Despite the introduction of a moratorium on concession logging in 2002, illegal logging is causing severe damage to Cambodia's remaining forests. The last global forest cover survey by the Food and Agriculture Organization (FAO) found that Cambodia had lost 29% of its primary tropical forest over a five year period. The biggest illegal logging threats at the moment are schemes such as illegal harvesting permits, economic land concessions, mining concessions and annual bidding coupes. All of the schemes are characterised by corruption and a lack of transparency.
Permits
After the suspension of logging concession operations, the issuing of permits and licences which are illegal, or designed to provide a cover for illegal activities has increased and diversified. These included permits to collect ‘old logs' - a practice banned by Hun Sen in 1999 because of its widespread use as a cover for illegal logging operations. Innovative variations on the ‘old log' collection theme also emerged, notably licences to collect tree stumps, branches and poles, authorisations to cut timber for racing boats and permits to build wooden towers for the parachute regiment to jump off.
Economic Land Concessions (ELCs)
Economic land concessions, i.e. concessions to create plantations, are now the primary vehicle for industrial logging in Cambodia. Under Cambodian law, officials may not allocate ELCs on forested land. This provision is routinely violated, however, and ELCs are being used as a pretext for clear-felling large swathes of forest in several provinces. Through these schemes, officials have allocated to pro-CPP tycoons land which contains valuable forest. The forest is then cut down, supposedly to make way for the plantations, and the timber is sold. The damage to the forest is terminal.

Forest was cleared to make way for the Tumring Rubber Plantation
The rate at which ministers are allocating new ELCs appears to be accelerating. In September 2006 Global Witness surveyed four new ELCs, all of which proved to be situated on forest. A representative of one of the concessionaires told Global Witness that they had acquired several ELCs (each 10,000 hectares) on forest, with a view to clear-cutting and selling the timber.

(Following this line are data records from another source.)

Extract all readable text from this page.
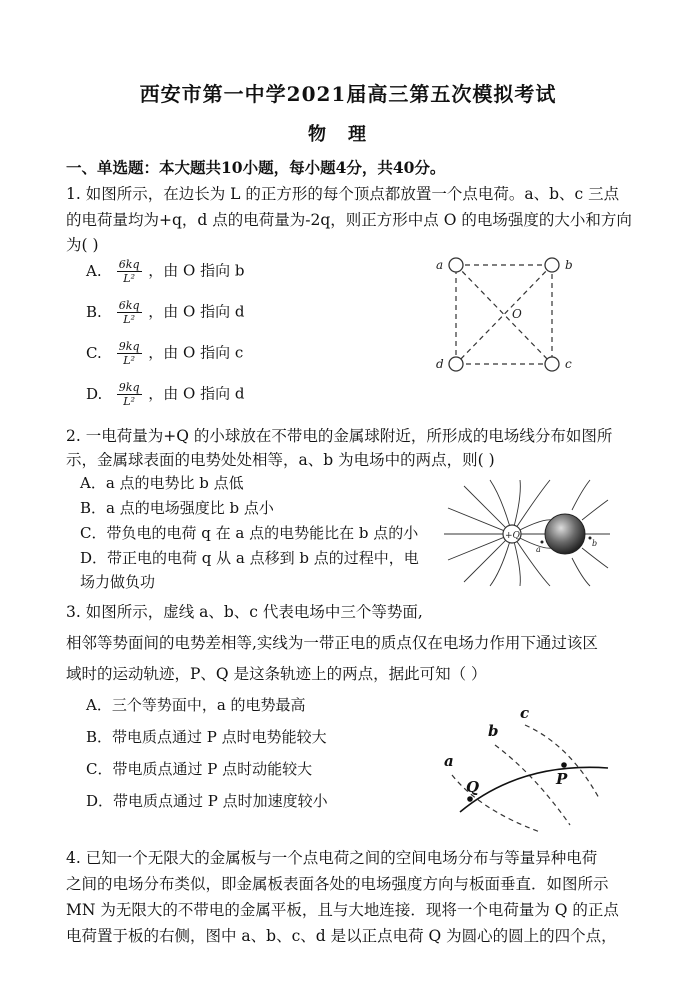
西安市第一中学2021届高三第五次模拟考试
物理
一、单选题：本大题共10小题，每小题4分，共40分。
1. 如图所示，在边长为 L 的正方形的每个顶点都放置一个点电荷。a、b、c 三点
的电荷量均为+q，d 点的电荷量为-2q，则正方形中点 O 的电场强度的大小和方向
为( )
A. $\frac{6kq}{\text{L²}}$ ，由 O 指向 b
B. $\frac{6kq}{\text{L²}}$ ，由 O 指向 d
C. $\frac{9kq}{\text{L²}}$ ，由 O 指向 c
D. $\frac{9kq}{\text{L²}}$ ，由 O 指向 d
a	b
c
d
O
2. 一电荷量为+Q 的小球放在不带电的金属球附近，所形成的电场线分布如图所
示，金属球表面的电势处处相等，a、b 为电场中的两点，则( )
A．a 点的电势比 b 点低
B．a 点的电场强度比 b 点小
C．带负电的电荷 q 在 a 点的电势能比在 b 点的小
D．带正电的电荷 q 从 a 点移到 b 点的过程中，电
场力做负功
+Q
a
b
3. 如图所示，虚线 a、b、c 代表电场中三个等势面,
相邻等势面间的电势差相等,实线为一带正电的质点仅在电场力作用下通过该区
域时的运动轨迹，P、Q 是这条轨迹上的两点，据此可知（ ）
A．三个等势面中，a 的电势最高
B．带电质点通过 P 点时电势能较大
C．带电质点通过 P 点时动能较大
D．带电质点通过 P 点时加速度较小
a
b
c
Q	P
4. 已知一个无限大的金属板与一个点电荷之间的空间电场分布与等量异种电荷
之间的电场分布类似，即金属板表面各处的电场强度方向与板面垂直．如图所示
MN 为无限大的不带电的金属平板，且与大地连接．现将一个电荷量为 Q 的正点
电荷置于板的右侧，图中 a、b、c、d 是以正点电荷 Q 为圆心的圆上的四个点，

ELCs on forested areas adversely affect local people, who lose a valuable source of non-timber forest products such as tree resin. At the same there is little evidence that they are providing either revenues to the state, or job opportunities for the rural population. Protests by local people have, in several cases, been met with violence. In September 2006, police attacked villagers living on land awarded as an ELC to a senator from the ruling political party, with one man reportedly sustaining gunshot wounds.
The government has declined to meet even minimum transparency standards in its allocation of ELCs, which are awarded without the prior public consultation or environmental impact assessment required by law. This makes it practically impossible for those populations affected, or Cambodian civil society groups, to hold the government and the concessionaires to account.
Mining Concessions
In the past year, several cases have emerged of mining concessions being allocated on forested land and, in many cases, inside protected areas. Under a law passed in 1994, it was illegal to situate a mine in a protected area. In August 2006 the government introduced new legislation that removes this restriction. As with ELCs, there is no transparency in the allocation of mining concessions and little scope for the Cambodian public to scrutinise the way in which the country's mineral reserves are being exploited. While Global Witness is aware of a small number of cases in which mining companies have prepared environmental and social impact assessments, the quality of these documents has been extraordinarily low.
Local media and NGOs have previously documented pollution caused by gold mining operations in Cambodia's forests and the new wave of mining concessions could be similarly environmentally damaging. As with ELCs, neither the government officials that allocate the mining concessions, nor the companies themselves, have yet demonstrated that they contribute in any meaningful way to Cambodia's development.
Annual Bidding Coupes
Since the suspension of logging concessions in 2002, the Ministry of Agriculture, Forestry and Fisheries has been developing a system of annual bidding coupes, under which companies log areas of production forest for one year only. The first annual coupe to be allocated, nominally for procuring timber for a new National Assembly building, offers few grounds for optimism. Officials secretly awarded cutting rights to a firm that appears to have no previous experience of forest management beyond involvement in an illegal logging operation in a national park in 2004. The company has clashed with local people who claim the coupe area as a community forest. Moreover, Global Witness has received credible reports that timber cut in the coupe has been exported to Vietnam instead of being used for the National Assembly construction as required.
This poses serious questions as to how the government intends to allocate other proposed annual bidding coupes. Laws governing the awarding of logging concessions preclude companies that have previously violated forest management regulations. Statements by officials indicate, however, they may waive this safeguard in the case of the coupes. This would enable firms that operated illegally under the concession system to return to industrial logging under the guise of a new harvesting regime.